Unlike her, when he dipped his finger into the water, the koi all immediately fled to the opposite side of the pond, and he sighed. Part of him was a natural predator to these fish, and all others.

He glanced up at Amaya with a small smile. "Well, at least I've still got a friend in you. Pity the koi can't tell the difference, though. For all their wisdom, they still can't tell thendifference between the monster and the man."

DragonSong

Amaya frowned at him and reached to lay her hand over his.

"They're fish, Mizaak. Creatures powerful in spirit, but they survive on instinct." She smiled. "Anyone with sense can see what you really are."

She glanced at the pond again and her expression fell slightly. The horns that circle her brow bore a ragged red line near their base, a scar that had never quite healed properly.

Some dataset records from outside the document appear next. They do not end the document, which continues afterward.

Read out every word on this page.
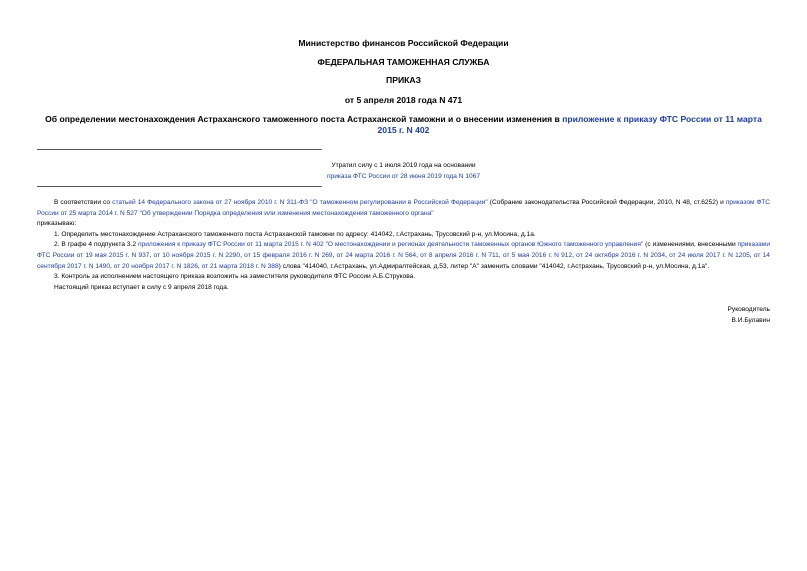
Министерство финансов Российской Федерации
ФЕДЕРАЛЬНАЯ ТАМОЖЕННАЯ СЛУЖБА
ПРИКАЗ
от 5 апреля 2018 года N 471
Об определении местонахождения Астраханского таможенного поста Астраханской таможни и о внесении изменения в приложение к приказу ФТС России от 11 марта 2015 г. N 402
Утратил силу с 1 июля 2019 года на основании
приказа ФТС России от 28 июня 2019 года N 1067

В соответствии со статьей 14 Федерального закона от 27 ноября 2010 г. N 311-ФЗ "О таможенном регулировании в Российской Федерации" (Собрание законодательства Российской Федерации, 2010, N 48, ст.6252) и приказом ФТС России от 25 марта 2014 г. N 527 "Об утверждении Порядка определения или изменения местонахождения таможенного органа"

приказываю:

1. Определить местонахождение Астраханского таможенного поста Астраханской таможни по адресу: 414042, г.Астрахань, Трусовский р-н, ул.Мосина, д.1а.

2. В графе 4 подпункта 3.2 приложения к приказу ФТС России от 11 марта 2015 г. N 402 "О местонахождении и регионах деятельности таможенных органов Южного таможенного управления" (с изменениями, внесенными приказами ФТС России от 19 мая 2015 г. N 937, от 10 ноября 2015 г. N 2290, от 15 февраля 2016 г. N 269, от 24 марта 2016 г. N 564, от 8 апреля 2016 г. N 711, от 5 мая 2016 г. N 912, от 24 октября 2016 г. N 2034, от 24 июля 2017 г. N 1205, от 14 сентября 2017 г. N 1490, от 20 ноября 2017 г. N 1826, от 21 марта 2018 г. N 388) слова "414040, г.Астрахань, ул.Адмиралтейская, д.53, литер "А" заменить словами "414042, г.Астрахань, Трусовский р-н, ул.Мосина, д.1а".

3. Контроль за исполнением настоящего приказа возложить на заместителя руководителя ФТС России А.Б.Струкова.

Настоящий приказ вступает в силу с 9 апреля 2018 года.

Руководитель
В.И.Булавин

She shook her head. "You're no more monster than I."

Marakai Trin

He turned his hand under hers to grip her fingers in his, smiling gently at her reflection in the water. He too saw the scar, but his thoughts of that memory were fond ones. He knew how she'd gotten that scar, and it was their meeting that had stopped it from getting worse.

He touched a finger from his free hand to her refection in the koi pond, gentle ripples spreading from the contact. "Perhaps now. But the water shows the truth of me. You, at least, don't have to deal with that."

He looked away from her reflection to look at the woman who had cast it, and smiled. "No matter, though. You could have wings, a tail, and nine eyes and I wouldn't think less of you for it. We can be monsters together."